Well, a funny thing happened. Wilma caused floods, power outages, and devastating winds, but there was no looting, no raping, no pillaging and no civil disorder. In fact, CNN was again covering the 17th Street Canal and its levee in New Orleans on Tuesday night. They remained relatively silent on the subject of the damage done in Florida.

Reporters and analysts on every channel immediately began to look for the reason last weekend's occurrences were nowhere near as calamitous as what had been anticipated. Well, that statement is not entirely true.

Because of Hurricane Wilma, the Hurricanes-Yellow Jackets game was ironically postponed. Even more importantly, the Dolphins-Chiefs game was pushed up to Friday night instead of Sunday afternoon, and without the additional two days to recover from injury, Jason Taylor played with a sore foot and Junior Seau was not able to play at all, leading to yet another emotionally crippling Dolphins defeat. So, there were some problems, but I should probably keep them in perspective.

The obvious conclusion to be drawn from this rather orderly aftermath of the natural disaster is that the state and local governments in Florida must have learned the lesson so painfully demonstrated by the inadequate reaction to hurricanes Katrina and Rita in Louisiana.
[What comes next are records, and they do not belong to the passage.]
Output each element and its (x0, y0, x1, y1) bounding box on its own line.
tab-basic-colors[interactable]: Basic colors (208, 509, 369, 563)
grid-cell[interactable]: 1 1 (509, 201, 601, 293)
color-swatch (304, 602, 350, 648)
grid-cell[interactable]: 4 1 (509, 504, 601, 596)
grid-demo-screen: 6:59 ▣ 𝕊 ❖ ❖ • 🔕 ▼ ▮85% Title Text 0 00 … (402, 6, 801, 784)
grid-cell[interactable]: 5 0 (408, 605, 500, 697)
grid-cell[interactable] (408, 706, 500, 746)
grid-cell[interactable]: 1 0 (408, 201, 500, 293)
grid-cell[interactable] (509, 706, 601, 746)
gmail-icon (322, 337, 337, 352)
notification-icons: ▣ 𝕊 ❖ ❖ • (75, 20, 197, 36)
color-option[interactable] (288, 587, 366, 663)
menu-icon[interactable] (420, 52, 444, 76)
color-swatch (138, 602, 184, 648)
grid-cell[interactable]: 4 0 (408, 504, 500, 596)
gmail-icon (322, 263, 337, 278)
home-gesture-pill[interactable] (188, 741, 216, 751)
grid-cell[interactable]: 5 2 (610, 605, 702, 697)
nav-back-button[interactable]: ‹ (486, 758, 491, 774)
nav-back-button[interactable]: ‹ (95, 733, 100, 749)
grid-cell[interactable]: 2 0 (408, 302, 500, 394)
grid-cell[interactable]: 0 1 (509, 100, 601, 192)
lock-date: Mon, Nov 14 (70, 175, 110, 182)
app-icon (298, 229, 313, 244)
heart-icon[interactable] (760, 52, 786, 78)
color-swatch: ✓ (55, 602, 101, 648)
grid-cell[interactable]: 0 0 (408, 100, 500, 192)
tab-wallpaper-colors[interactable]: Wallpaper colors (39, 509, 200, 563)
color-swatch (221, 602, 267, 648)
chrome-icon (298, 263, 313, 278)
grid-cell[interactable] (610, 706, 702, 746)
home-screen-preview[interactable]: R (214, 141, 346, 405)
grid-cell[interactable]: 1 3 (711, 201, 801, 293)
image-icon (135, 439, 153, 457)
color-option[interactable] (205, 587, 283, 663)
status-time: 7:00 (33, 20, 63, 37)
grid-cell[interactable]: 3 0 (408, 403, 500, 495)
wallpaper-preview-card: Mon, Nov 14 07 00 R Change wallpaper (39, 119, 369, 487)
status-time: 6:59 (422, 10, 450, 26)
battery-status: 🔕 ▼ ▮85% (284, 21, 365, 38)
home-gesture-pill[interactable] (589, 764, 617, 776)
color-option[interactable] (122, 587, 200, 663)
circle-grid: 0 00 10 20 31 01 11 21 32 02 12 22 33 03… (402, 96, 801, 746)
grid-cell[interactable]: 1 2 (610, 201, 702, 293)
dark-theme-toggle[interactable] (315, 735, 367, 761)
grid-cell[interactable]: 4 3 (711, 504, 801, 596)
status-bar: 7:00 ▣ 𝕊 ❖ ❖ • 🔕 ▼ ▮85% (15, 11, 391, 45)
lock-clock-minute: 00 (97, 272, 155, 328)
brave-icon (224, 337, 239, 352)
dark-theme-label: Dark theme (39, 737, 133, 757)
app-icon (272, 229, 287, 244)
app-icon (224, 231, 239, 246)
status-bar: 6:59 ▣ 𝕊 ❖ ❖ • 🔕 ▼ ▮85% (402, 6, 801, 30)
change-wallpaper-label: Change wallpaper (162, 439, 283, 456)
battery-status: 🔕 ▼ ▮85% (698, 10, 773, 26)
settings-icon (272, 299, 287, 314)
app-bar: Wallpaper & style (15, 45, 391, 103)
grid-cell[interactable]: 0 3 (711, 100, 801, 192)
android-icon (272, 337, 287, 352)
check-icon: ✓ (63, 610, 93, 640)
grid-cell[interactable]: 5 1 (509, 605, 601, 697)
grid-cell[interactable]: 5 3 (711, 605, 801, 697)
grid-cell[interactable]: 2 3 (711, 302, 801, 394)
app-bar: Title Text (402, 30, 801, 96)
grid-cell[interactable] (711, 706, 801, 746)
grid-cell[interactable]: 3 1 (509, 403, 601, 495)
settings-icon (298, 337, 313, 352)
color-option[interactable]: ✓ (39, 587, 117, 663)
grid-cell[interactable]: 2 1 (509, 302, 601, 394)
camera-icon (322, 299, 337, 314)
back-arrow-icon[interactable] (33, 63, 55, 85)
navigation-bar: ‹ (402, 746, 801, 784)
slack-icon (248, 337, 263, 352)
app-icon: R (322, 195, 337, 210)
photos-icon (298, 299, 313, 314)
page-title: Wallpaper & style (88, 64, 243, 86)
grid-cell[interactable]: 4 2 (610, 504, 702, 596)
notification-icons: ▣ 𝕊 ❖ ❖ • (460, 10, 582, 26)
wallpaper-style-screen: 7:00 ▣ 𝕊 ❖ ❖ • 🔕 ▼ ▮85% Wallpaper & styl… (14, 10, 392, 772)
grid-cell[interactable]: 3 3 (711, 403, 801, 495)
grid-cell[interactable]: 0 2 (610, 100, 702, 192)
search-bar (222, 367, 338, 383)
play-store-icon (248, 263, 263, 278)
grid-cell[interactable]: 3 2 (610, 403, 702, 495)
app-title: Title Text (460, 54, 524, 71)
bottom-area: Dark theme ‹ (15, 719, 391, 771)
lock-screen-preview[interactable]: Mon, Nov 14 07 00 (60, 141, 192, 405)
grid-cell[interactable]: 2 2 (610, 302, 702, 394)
The question, "What have you learned from Katrina?" has been repeated ad nauseam -- to residents, mayors, meteorologists and to Florida Governor Jeb Bush, who appeared to be more frustrated with the inanity of some air-headed reporters than he did with coordinating the relief effort.

Despite the fact that this conclusion was almost universally adopted among talking heads, this conclusion is wrong. There are two glaring problems with its logic, the first and most obvious being that Wilma, despite reaching Mother-of-All-Disasters status when it slammed into Mexico, had weakened to a Category 3 before it made landfall in the U.S. The fact that this key difference was overlooked can be chalked up to journalistic laziness.

The other major flaw with the conclusion's line of reasoning is this: Florida did not and still does not need to learn from the abysmal failures of the officials in both New Orleans and in Louisiana as a whole; if anything, the catastrophe that happened as a result of Katrina would have been significantly alleviated had Governor Kathleen Blanco and Mayor Ray Nagin studied the Floridian preparation for and response to hurricanes and tropical storms.

As of this writing, with a couple of weeks left in the 2005 hurricane season, Florida has been hit by 12 hurricanes and tropical storms in the past 15 months. Each time, the state was prepared, and each time, the reconstruction proceeded without significant logistical problems or gross civil disorder. Why has no one taken the time to study the effective and efficient natural disaster preparation and response that Florida seems to be perfecting with each passing storm?

I suppose that a great deal of this inattention springs from the coverage that the Sunshine State receives. Since nothing of note occurs when a hurricane hits, it is hardly newsworthy. The promptness and effectiveness of the response are not noted simply because such a topic is boring. There are no photos to be taken of people screaming angrily because there was no water available for purchase before the storm. Buildings do not crumble because construction codes were modified over a decade ago after Hurricane Andrew, so new homes and businesses, with the notable exception of mobile homes, can withstand winds of 120 miles per hour and sustain only cosmetic damage.

Jeb noted that Florida learned how to prepare for hurricanes after Andrew in 1992, not necessarily Katrina -- but no media outlet made this clear to the public.

But I think there is yet another reason as to why Florida's disaster response seems to be the best-kept secret this side of the Suwanee. Floridians are seen, nationally, as intellectual lightweights who spend most of their time at theme parks or the beach. This perception was perhaps started by the opening of that Mecca of child-oriented frivolity, Walt Disney World, and apparently confirmed by the 2000 presidential election.

This stereotype is patently false. While I can offer no defense of Disney World and challenge anyone to say that he or she openly hates the sun and the beach, I would like to point out that most of those that had difficulty with the "butterfly ballot" in 2000 were carpetbagging Yankee retirees in West Palm Beach, and not native Floridians. Personally, I would not mind one bit if condescending snowbirds made travel arrangements elsewhere this winter; the traffic while I am home for Christmas will be a little less congested.

What this stereotype obscures is this simple fact: Florida is leading the United States, and by extension the rest of the world, in natural disaster preparation and reconstruction. Such advances are more relevant now than ever before. With floods in New Hampshire, dams nearly bursting in Massachusetts, and hurricanes in other states on the Gulf Coast, maybe it is time for people to stop unfairly cracking wise about Florida's electoral capabilities and instead listen attentively to her as we continue to deal with Nature's wrath.